US STOCKS-Wall St rallies on strong corporate earnings reports

* Netflix up 18 pct on strong subscriber growth

* UnitedHealth soars on upbeat forecast

* J&J slips on Pfizer's plans to sell generic drug

* Indexes up: Dow 0.58 pct, S&P 0.69 pct, Nasdaq 0.93 pct (Updates to open)

By Yashaswini Swamynathan

Oct 18 (Reuters) - Wall Street rallied broadly on Tuesday, as a slew of better-than-expected quarterly reports, including those from Netflix and UnitedHealth, buoyed investor sentiment.

All of the 11 major S&P 500 sectors were higher, led by an 1.13 percent rise in the healthcare index.

UnitedHealth rose 6 percent after the health insurer said it expect the strong growth seen in 2016 to continue into 2017. Other health insurers also gained on the news.

Netflix was the top boost and biggest gainer on the S&P 500, rising 17.5 percent to $117.41 after the video streaming website added many more subscribers in the third quarter than expected.

Goldman Sachs rose 2.2 percent, lifting shares of other banks, after the company's results blew past Wall Street estimates, mirroring results at its Wall Street peers.

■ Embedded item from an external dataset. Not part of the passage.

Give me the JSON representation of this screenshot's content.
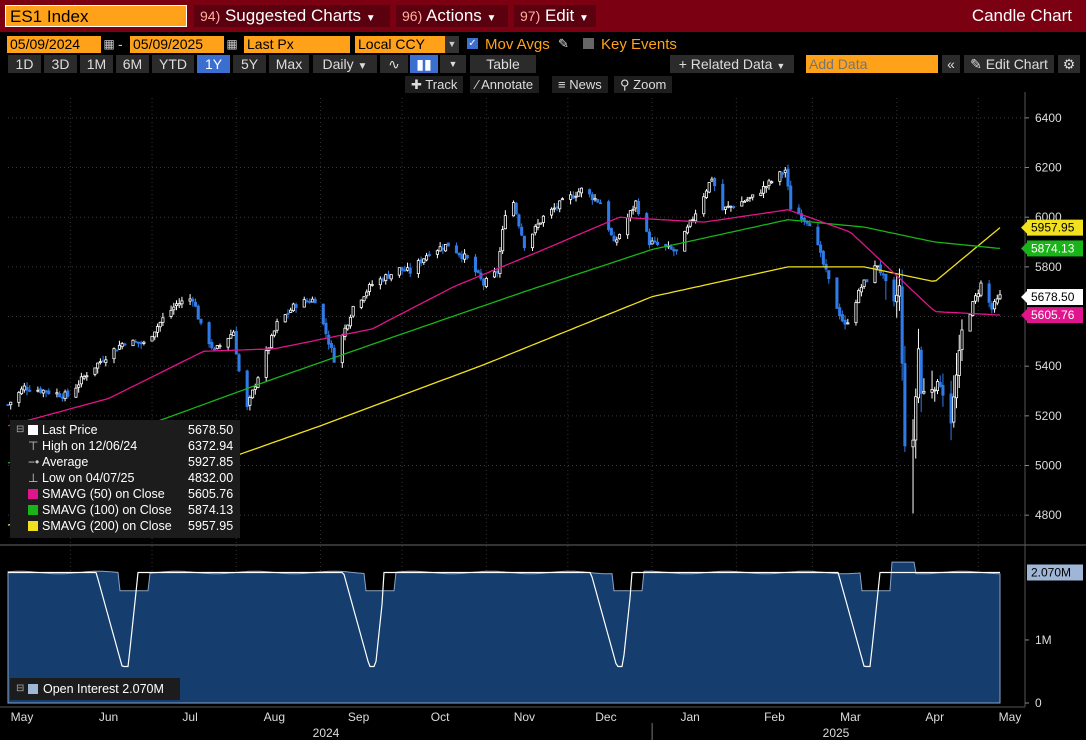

Of the 37 S&P 500 companies that have reported results until Monday, 78 percent have reported earnings that have topped analysts average estimate, according to Thomson Reuters I/B/E/S.

These market-beating reports have led analysts to narrow their estimate for the drop in third-quarter profit at S&P 500 companies to 0.1 percent from their earlier view of 0.7 percent.

"The markets are expecting an inflection point as we move from the third to the fourth quarter, and so what they will be parsing in management guidance is for a view that earnings turn positive in the fourth quarter," said David Donabedian, chief investment officer of Atlantic Trust Private Wealth Management.

A report from the Labor Department showed consumer prices rose 0.3 percent in September, after rising 0.2 percent the previous month, due to strong gains in gasoline and rents.

At 9:39 a.m. ET the Dow Jones Industrial Average was up 105.09 points, or 0.58 percent, at 18,191.49.

The S&P 500 was up 14.72 points, or 0.69 percent, at 2,141.22 and the Nasdaq Composite was up 48.11 points, or 0.93 percent, at 5,247.93.

Among the laggards was IBM, falling 3.13 percent after reporting its 18th straight quarter of revenue decline.

Johnson & Johnson was down 0.5 percent, while Pfizer gained 0.8 percent on after it announced plans to ship a cheaper biosimilar to Remicade, JNJ's top selling product. The news overshadowed J&J's slight earnings beat.

Intel, scheduled to report after markets close, rose 1.6 percent on a Barclays upgrade. Yahoo, also due to report in the evening, was up 0.7 percent.

Advancing issues outnumbered decliners on the NYSE by 2,406 to 310. On the Nasdaq, 1,857 issues rose and 401 fell.

The S&P 500 index showed one new 52-week highs and no new lows, while the Nasdaq recorded 21 new highs and 12 new lows.